4. Explosive and Exploitative - bigger is better, manufactured scale, with the main tenant to push the limits (Think Koons, China contemporary art) not just one figure, but 20 figures, not just polisbed but super shiney....everything is expressed at a max in size, in finish, in numbers.
5. Nostalgia - A trend for artists to reference previous periods of time or ideals in art like LA retro or through direct appropriation. Less about historical referencing and more about a nostalgic appeal of a previous time or place, this art disconnects from the moment and presents an idealistic vision of a yearned for time.

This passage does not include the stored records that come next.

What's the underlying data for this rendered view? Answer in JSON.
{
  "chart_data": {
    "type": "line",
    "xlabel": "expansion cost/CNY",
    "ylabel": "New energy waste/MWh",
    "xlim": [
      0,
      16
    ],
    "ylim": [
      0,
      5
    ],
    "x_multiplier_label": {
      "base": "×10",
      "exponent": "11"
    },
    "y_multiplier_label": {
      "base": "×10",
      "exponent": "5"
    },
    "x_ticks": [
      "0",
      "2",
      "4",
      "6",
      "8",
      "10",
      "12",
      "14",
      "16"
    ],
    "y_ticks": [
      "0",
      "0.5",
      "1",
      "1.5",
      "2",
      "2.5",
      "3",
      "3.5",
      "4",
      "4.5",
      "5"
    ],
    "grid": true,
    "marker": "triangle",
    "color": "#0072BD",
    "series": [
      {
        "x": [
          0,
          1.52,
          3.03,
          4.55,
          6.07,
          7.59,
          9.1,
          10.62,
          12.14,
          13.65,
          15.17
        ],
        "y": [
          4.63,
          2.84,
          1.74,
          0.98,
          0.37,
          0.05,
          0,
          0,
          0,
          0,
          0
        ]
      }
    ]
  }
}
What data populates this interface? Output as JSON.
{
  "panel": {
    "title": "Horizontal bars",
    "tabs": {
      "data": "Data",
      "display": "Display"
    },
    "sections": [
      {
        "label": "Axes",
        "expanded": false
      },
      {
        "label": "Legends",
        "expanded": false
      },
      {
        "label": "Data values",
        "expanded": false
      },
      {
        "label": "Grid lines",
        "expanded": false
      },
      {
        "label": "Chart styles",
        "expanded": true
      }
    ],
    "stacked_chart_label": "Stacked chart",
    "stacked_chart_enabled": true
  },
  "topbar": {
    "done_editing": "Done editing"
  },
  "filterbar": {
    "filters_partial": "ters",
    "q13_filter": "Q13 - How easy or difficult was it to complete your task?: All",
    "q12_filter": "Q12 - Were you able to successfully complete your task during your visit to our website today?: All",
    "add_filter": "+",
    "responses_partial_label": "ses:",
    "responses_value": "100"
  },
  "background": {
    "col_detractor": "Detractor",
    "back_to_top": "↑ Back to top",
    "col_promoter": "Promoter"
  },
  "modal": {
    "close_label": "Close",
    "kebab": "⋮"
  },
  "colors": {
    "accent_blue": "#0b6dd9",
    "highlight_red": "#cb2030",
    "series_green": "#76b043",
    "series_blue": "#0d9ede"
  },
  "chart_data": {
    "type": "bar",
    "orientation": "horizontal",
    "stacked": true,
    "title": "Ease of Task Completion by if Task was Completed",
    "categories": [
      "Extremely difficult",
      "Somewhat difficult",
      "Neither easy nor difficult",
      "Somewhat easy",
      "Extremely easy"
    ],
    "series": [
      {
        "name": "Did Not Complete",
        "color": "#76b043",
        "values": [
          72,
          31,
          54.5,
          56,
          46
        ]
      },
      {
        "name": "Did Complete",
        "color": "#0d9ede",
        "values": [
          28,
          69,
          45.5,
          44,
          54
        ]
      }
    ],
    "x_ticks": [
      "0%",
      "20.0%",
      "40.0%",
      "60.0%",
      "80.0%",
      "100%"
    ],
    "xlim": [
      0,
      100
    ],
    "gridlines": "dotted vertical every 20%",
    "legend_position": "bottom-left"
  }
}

6. Recycle it - probably this is the most ideological of them all because it references the entire sustainability, footprint issue prevalent in society today. Do we add to the consumerism or do we reject it? Do we allow our art to be just another consumable or do we reject the very idea, turn off all the lights and imagine standing in front of a work of art? The idea might be approached directly through recycling all the media used in the production of a work, or conceptually through, for example, conservation of energy and production. The latter, the antithisis of number 4.
7. No Good for Nothin - Dis-Function, No meaning, no purpose, no use art. The devaluing of what is useful, the obliteration of an idea or object. Whether carpet bombing everything, to producing a wonderful work of art and then covering it up, shrouding it so it can never really be seen in whole or part, this trend is constantly questioning the value, our values, through taking seeming value away.
Let me know your thoughts and please add to the list.